Source: Sharecast
The company, which owns a 50% share of the US joint venture BetMGM with MGM Resorts, said net revenue growth (NGR) in the second quarter so far was consistent with the 34% year-on-year surge seen in the first three months of the year.
As a result, BetMGM revenues are now expected to be "at least $2.6bn", up from the previous $2.4bn-2.5bn range, and EBITDA is forecast to be "at least $100m", compared with earlier guidance of above breakeven.
Shore Capital said that, after such a strong first quarter, an upgrade to full-year NGR was to be expected, and while comparatives get tougher in the second half, "a beat to the $2.6bn is likely".
Entain said the trading momentum at BetMGM reinforces its confidence in future growth prospects and its $500m EBITDA target for the division in the coming years – something that Shore Capital said isn't yet reflected in the current share price.
"Entain trades on a current year PER of 15x and an EV/EBITDA of c7.5x excluding BetMGM. Valuing BetMGM at c2-3x NGR would value “core” Entain on a single-digit PER. The current valuation failing to reflect the improving trends at both 'core' Entain and its 50% stake in BetMGM," the broker said.
Berenberg downgraded Energean on Monday to ‘hold’ from 'buy', citing uncertainty caused by the increased geopolitical risk and deteriorating security situation in Israel.
The company confirmed on 13 June that it had been ordered by the Ministry of Energy and Infrastructure to halt production from its Karish gas field, 90km offshore Israel.
"We have not made any changes to our forecasts at this stage; however, with energy infrastructure appearing to be targeted by both sides in the conflict (the Bazan oil refinery in Haifa has been affected, for example), we believe it is right to take a prudent approach and downgrade Energean to hold," said the German bank.
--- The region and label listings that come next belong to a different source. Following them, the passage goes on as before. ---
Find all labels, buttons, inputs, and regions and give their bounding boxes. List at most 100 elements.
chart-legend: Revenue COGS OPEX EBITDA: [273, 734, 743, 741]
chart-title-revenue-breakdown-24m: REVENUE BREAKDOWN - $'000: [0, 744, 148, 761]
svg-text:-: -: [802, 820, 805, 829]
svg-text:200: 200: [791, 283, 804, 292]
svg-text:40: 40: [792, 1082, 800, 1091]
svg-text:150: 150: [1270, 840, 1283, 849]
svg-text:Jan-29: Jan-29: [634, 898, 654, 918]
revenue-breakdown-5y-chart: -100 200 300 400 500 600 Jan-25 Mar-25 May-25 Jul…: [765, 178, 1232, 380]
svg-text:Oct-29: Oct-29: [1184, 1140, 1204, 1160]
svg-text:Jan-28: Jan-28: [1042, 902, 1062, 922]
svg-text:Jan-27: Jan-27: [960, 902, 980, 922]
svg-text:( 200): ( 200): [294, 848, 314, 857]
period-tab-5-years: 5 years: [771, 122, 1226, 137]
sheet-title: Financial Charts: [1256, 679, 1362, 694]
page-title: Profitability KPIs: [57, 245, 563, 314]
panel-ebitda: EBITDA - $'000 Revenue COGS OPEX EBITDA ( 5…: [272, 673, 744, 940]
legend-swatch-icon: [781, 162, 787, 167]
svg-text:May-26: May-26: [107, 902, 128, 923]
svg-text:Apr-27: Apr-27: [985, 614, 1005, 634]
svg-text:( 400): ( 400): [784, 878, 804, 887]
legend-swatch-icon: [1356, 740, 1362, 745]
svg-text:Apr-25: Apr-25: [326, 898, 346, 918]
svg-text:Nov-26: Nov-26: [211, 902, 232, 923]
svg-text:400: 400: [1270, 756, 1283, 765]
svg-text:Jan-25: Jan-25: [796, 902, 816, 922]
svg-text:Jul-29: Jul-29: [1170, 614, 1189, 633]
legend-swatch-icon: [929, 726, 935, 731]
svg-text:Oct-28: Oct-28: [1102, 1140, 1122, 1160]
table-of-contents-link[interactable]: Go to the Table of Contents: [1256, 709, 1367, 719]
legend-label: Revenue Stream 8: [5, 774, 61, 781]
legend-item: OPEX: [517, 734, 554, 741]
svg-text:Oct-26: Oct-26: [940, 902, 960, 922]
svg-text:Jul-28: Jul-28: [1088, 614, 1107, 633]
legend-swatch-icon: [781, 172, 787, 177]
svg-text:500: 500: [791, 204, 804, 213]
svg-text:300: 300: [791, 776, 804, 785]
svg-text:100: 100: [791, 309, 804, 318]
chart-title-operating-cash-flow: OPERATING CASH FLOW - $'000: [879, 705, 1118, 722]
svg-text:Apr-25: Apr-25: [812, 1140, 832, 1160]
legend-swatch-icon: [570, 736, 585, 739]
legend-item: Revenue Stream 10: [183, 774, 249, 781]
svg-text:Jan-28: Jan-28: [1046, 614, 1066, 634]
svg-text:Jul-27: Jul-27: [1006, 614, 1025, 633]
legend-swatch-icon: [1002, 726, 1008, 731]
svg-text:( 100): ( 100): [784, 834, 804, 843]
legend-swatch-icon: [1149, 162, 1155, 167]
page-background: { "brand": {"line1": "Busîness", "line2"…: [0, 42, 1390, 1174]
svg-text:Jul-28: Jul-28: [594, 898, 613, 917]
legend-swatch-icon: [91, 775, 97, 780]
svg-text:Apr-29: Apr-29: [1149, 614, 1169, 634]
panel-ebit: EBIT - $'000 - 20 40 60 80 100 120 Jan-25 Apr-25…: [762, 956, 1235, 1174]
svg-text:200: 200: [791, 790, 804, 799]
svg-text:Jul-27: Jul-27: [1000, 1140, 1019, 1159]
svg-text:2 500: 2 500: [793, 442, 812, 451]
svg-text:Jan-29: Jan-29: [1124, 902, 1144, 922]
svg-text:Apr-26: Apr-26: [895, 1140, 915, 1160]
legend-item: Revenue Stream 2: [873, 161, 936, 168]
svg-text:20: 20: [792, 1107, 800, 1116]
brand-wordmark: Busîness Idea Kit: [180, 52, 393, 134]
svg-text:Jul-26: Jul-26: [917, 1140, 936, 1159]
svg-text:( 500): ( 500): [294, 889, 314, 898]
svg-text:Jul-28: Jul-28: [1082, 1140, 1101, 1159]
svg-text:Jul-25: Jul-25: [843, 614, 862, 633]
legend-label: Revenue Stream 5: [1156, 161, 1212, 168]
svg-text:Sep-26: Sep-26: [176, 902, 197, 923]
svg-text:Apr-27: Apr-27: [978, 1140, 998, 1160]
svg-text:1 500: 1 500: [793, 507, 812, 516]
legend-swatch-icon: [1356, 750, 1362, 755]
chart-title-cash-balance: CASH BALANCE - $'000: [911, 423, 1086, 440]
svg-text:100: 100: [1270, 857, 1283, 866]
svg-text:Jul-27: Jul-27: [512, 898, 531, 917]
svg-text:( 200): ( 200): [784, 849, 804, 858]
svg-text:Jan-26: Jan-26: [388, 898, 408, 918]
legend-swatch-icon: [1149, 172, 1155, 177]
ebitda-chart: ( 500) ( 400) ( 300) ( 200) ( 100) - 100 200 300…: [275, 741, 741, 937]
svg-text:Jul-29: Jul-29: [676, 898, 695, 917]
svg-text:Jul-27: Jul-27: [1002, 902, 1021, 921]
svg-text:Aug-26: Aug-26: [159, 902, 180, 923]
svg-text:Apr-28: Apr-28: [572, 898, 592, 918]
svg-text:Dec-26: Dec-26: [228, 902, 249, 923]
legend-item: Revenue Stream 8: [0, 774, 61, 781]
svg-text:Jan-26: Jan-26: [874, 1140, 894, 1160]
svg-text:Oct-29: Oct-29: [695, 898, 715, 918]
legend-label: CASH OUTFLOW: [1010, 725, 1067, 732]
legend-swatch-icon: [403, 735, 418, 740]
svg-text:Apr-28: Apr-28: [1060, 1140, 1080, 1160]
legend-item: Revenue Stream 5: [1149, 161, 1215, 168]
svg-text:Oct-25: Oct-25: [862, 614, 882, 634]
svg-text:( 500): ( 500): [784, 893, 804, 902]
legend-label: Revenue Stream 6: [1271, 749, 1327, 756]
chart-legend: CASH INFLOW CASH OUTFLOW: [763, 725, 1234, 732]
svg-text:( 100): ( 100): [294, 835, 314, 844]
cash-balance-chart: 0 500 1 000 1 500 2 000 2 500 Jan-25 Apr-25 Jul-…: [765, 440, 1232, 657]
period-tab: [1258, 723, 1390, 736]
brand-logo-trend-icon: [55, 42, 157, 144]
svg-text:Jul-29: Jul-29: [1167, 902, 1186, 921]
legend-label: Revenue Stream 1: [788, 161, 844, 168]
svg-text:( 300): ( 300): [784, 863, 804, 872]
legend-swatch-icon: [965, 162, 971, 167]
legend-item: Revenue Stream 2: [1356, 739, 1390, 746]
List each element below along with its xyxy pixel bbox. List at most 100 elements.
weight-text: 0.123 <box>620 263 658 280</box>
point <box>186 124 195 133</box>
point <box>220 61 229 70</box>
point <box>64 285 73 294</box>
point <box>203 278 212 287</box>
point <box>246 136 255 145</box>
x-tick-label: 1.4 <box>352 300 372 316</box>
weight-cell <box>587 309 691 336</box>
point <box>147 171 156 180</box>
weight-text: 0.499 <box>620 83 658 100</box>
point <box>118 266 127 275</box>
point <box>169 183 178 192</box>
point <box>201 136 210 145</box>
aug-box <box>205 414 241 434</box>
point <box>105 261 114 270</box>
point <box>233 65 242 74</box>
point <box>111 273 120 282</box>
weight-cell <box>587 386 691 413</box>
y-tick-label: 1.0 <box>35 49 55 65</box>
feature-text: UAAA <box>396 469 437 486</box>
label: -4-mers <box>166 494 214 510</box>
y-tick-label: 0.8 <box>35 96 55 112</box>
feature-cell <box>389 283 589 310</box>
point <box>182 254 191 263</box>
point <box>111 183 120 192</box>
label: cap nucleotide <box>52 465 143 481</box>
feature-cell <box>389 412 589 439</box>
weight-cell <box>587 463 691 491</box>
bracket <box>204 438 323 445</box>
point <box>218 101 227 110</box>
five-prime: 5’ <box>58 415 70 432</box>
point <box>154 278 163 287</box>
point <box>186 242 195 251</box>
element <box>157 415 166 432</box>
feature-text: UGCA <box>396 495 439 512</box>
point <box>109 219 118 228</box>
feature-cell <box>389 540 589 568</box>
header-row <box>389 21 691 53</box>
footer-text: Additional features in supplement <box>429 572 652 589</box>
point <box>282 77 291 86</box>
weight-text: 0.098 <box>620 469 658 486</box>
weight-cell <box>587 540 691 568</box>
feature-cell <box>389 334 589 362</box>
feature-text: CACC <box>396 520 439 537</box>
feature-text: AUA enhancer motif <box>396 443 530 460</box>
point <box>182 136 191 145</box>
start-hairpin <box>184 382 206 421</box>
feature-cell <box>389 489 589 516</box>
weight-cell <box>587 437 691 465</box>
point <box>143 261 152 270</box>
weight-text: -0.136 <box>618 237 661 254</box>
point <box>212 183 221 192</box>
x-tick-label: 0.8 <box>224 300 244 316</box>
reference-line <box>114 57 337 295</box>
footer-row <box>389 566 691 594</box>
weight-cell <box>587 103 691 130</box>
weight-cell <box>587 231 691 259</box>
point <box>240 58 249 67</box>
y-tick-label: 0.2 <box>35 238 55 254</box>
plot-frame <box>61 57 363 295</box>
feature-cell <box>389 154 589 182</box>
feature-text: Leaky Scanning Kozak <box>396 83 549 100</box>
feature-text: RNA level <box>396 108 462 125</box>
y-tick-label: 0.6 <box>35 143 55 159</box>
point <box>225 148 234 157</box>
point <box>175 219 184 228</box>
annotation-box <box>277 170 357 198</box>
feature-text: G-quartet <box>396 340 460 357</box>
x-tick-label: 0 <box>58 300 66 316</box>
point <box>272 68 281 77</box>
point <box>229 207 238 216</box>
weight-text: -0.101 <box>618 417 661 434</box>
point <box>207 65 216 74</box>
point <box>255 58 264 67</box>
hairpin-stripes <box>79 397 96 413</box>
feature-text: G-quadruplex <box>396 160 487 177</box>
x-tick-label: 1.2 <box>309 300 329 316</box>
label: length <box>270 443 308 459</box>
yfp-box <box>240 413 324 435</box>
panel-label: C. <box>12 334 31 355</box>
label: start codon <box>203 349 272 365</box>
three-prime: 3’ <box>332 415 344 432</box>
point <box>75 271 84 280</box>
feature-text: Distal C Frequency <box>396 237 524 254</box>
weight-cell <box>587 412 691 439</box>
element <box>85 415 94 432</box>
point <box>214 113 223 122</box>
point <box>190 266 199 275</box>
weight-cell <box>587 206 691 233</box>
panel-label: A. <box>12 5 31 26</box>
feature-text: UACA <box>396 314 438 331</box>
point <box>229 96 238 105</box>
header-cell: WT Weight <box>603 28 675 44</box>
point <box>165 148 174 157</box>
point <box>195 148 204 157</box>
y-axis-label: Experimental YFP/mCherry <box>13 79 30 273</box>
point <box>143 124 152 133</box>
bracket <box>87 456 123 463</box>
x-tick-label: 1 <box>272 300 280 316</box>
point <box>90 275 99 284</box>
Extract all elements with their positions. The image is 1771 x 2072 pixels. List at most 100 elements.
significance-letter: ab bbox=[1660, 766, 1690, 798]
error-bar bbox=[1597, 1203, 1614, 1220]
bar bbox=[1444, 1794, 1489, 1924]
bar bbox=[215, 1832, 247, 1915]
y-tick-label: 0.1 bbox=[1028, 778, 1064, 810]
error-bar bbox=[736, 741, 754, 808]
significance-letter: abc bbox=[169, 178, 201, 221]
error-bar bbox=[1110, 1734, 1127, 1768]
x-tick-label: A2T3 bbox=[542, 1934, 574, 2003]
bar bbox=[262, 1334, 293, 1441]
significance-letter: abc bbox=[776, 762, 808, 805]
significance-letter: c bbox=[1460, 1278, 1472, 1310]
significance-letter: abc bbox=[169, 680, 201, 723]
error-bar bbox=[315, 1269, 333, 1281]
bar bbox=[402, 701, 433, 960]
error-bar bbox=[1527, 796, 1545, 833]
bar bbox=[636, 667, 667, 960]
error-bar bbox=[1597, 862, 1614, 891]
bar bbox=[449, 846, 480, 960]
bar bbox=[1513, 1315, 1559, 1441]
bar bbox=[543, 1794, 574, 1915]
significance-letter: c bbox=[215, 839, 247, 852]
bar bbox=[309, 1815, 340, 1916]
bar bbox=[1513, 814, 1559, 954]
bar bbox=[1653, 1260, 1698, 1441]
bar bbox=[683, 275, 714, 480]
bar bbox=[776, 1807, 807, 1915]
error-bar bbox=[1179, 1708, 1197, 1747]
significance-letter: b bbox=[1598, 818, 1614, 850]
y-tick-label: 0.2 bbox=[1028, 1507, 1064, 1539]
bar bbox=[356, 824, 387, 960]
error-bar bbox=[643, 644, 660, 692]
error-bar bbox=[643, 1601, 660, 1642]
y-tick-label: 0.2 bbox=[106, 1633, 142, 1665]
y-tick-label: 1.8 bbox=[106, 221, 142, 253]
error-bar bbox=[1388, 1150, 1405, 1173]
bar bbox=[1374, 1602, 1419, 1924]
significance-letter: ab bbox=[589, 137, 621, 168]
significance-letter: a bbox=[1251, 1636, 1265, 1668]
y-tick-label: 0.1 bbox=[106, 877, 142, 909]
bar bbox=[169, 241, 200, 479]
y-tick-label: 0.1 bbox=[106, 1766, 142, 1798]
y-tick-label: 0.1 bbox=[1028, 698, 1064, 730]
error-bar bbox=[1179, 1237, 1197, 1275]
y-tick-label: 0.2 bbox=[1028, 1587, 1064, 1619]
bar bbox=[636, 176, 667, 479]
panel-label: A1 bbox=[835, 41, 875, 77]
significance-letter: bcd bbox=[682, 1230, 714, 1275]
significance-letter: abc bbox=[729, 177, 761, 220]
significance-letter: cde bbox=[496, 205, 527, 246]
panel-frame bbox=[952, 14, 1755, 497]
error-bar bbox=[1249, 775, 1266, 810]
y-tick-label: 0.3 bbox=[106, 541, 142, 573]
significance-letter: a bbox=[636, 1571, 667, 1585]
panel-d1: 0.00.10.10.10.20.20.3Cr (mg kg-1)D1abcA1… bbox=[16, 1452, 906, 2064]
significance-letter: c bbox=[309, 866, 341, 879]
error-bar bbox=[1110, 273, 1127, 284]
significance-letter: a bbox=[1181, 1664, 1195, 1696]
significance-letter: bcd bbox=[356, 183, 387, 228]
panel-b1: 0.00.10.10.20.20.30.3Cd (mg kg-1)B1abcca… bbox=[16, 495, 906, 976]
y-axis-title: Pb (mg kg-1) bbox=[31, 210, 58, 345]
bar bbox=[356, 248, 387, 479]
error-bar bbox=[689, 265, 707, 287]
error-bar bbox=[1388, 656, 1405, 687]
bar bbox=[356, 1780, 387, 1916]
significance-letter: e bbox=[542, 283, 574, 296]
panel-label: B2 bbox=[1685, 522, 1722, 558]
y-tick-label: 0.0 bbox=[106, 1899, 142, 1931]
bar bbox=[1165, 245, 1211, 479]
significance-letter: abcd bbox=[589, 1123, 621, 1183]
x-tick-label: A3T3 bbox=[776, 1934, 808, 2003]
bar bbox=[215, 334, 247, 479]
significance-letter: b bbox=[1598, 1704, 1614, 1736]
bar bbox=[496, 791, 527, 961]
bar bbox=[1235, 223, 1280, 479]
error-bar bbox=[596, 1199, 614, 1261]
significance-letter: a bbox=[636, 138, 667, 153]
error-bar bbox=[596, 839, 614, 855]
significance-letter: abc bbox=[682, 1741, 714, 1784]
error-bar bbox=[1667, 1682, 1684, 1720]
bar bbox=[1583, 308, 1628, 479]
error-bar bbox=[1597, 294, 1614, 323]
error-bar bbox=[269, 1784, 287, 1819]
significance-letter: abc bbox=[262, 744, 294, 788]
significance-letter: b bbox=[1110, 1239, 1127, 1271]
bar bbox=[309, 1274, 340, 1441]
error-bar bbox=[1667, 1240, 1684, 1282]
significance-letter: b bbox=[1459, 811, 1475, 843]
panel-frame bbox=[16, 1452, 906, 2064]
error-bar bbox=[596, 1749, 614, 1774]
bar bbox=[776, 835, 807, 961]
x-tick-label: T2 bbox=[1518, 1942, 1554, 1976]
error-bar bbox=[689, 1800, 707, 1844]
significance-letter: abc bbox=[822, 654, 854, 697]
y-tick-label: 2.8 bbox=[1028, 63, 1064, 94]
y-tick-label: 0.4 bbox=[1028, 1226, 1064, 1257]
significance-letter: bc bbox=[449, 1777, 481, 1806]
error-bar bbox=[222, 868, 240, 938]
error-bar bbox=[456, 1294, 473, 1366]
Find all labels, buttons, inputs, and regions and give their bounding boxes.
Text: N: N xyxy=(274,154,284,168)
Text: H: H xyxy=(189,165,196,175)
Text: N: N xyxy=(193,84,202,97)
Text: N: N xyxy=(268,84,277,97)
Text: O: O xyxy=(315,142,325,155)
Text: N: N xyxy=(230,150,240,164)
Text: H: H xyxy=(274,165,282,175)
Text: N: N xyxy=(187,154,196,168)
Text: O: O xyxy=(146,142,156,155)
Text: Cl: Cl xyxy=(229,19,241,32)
Berenberg, which kept its price target on the stock at 1,000.0p, pointed out that Energean's Karish gas field accounts for 74% of its 2025 production forecasts, rising to roughly 80% from 2026. It also accounts for around 80% of the bank's total asset NAVs, before any adjustments for net debt.
"We understand the company is exploring its options and believes it would be insulated from any penalties under its gas sale and purchase agreements (GSPAs)," it said. "However ... if Karish is shut-in for an extended period, this could potentially have a meaningful impact on our production and cash flow forecasts."